CJUE : application temporelle d'actions en dommages et intérêts contre des infractions en droit de la concurrence

CJUE : application temporelle d'actions en dommages et intérêts contre des infractions en droit de la concurrence

Précisions, par la CJUE, du champ d’application temporel de dispositions relatives à la prescription des actions en dommages et intérêts en matière de droit de la concurrence, à la mesure du préjudice, ainsi qu’à la présomption réfragable relative à l’existence d’un préjudice résultant d’une entente.

La cour provinciale de León, en Espagne, a posé plusieurs questions préjudicielles à la Cour de justice de l’Union européenne (CJUE) sur l’applicabilité des articles 10 et 17, paragraphes 1 et 2, de la directive 2014/104 du 26 novembre 2014.
Plus précisément, elle souhaite savoir si ces règles seraient applicables à un recours en dommages et intérêts portent sur une entente ayant pris fin avant l'entrée en vigueur de la directive, mais introduit après l’entrée en vigueur des dispositions la transposant dans le droit national.

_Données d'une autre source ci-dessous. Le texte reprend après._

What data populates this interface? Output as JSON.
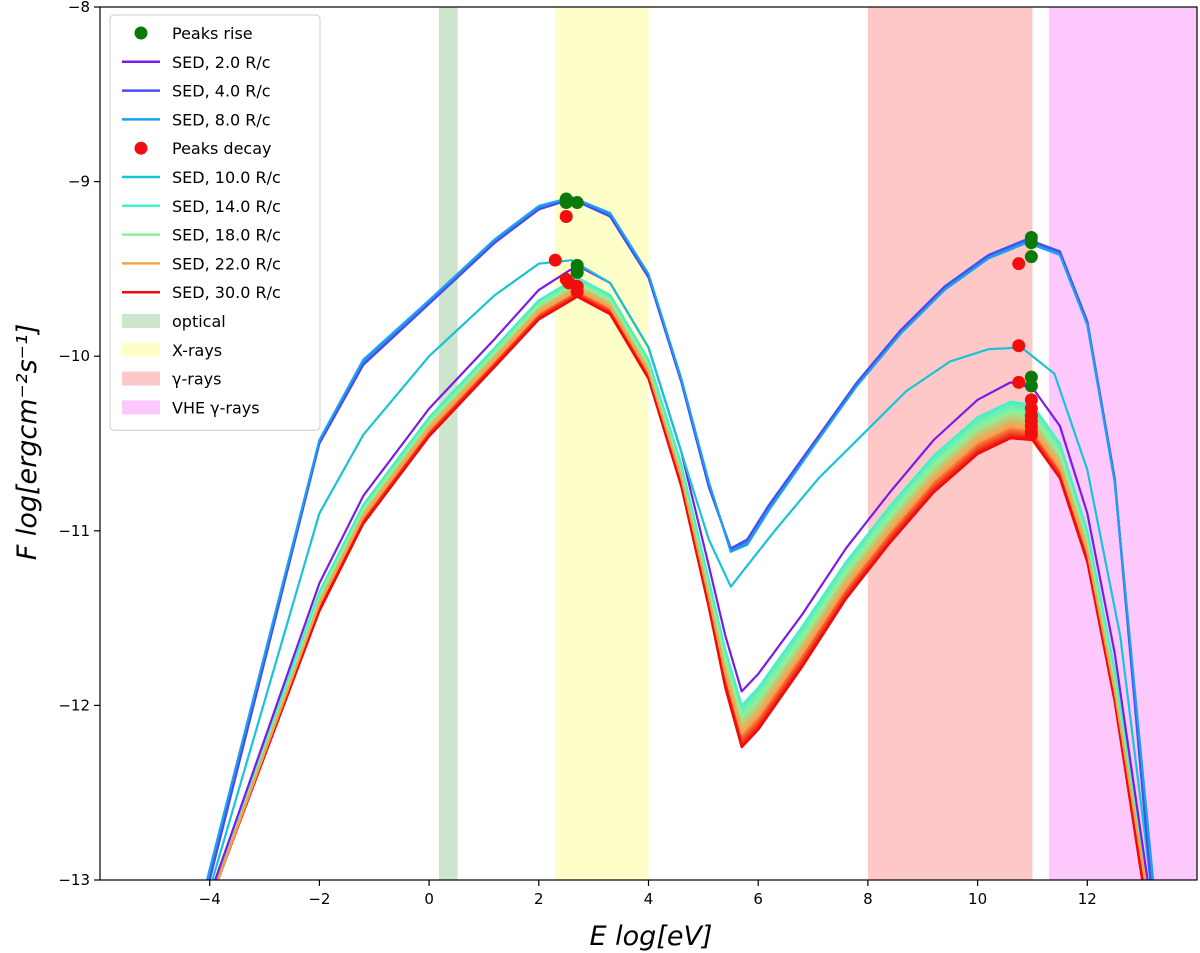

En l'espèce, un recours a été introduit, le 1er avril 2018, devant le tribunal commercial de León, tendant à la réparation d’un préjudice du fait d’une entente, constatée par la Commission européenne.
Pour constater sa recevabilité, le tribunal s’est fondé sur le délai de prescription de cinq ans, prévu par la législation espagnole, transposant la directive du 26 novembre 2014.

La CJUE, dans un arrêt du 22 juin 2022 (affaire C-267/20), commence par rappeler le champ d’application temporel de la directive.
Celle-ci interdit l’application rétroactive d’une règlementation nationale, transposant les dispositions substantielles qu’elle prévoit et l’application des dispositions de la directive, aux actions en dommages et intérêts introduites avant le 26 décembre 2014.

En ce qui concerne l’applicabilité temporelle de l’article 10, la Cour note qu’il s’agit d’une disposition substantielle, dont l’application rétroactive est exclue.
Néanmoins, en l'espèce, la directive ayant été transposée dans l'ordre juridique espagnol cinq mois après l'expiration de son délai de transposition, la CJUE considère qu’il faut déterminer si la situation juridique en cause au principal était acquise avant l’expiration du délai de transposition de la directive ou si elle continuait à produire ses effets après expiration du délai.
Plus précisément, il faut se demander si le délai de prescription, applicable au principal, s’était écoulé, à la date d’expiration du délai de transposition de la directive.
La Cour ajoute que le délai de prescription ne peut pas commencer à courir avant que la personne lésée ait connaissance des éléments nécessaires à l’introduction de son recours, comme l’existence du préjudice ou l’identité de l’auteur de l’infraction.
Le communiqué de presse constatant l’entente, diffusé le 19 juillet 2016, n’a pas identifié avec la précision du résumé de la décision de la Commission, publié le 6 avril 2017, tous les éléments nécessaires. La CJUE juge donc que le délai de prescription de l’action du requérant doit commencer à courir à partir de la seconde date.
En l'espèce, le délai ne s’est pas écoulé pendant la période de transposition de la directive, ce qui signifie que le recours relève du champ d’application de l’article 10 de la directive.

Concernant l’applicabilité temporelle de l’article 17 paragraphe 1 de la directive, la Cour note que la disposition cherche à assouplir le niveau de preuve, exigé aux fins de détermination du montant du préjudice, résultant d’une infraction au droit de la concurrence.
Il s’agit d’une disposition procédurale de la directive, pour laquelle l’application des dispositions de transposition à des actions introduites avant le 26 décembre 2014 est exclue.
En l’espèce, l’action ayant été introduite le 1er avril 2018, elle relève du champ d’application de l’article 17 paragraphe 1.

Pour ce qui est de l’applicabilité temporelle de l’article 17 paragraphe 2, qui établit une présomption réfragable relative à l’existence du préjudice résultant d’une entente, il s’agit d’une règle de fond. Le droit espagnol en interdit la rétroactivité.
Ainsi, l’interdiction d’application rétroactive de la disposition et de la législation de transposition implique que celles-ci ne peuvent pas être applicables à un recours en dommages et intérêts qui, même s'il a été introduit après l’entrée en vigueur des dispositions transposant la directive dans le droit espagnol, porte sur une infraction ayant pris fin avant la date d’expiration du délai de transposition.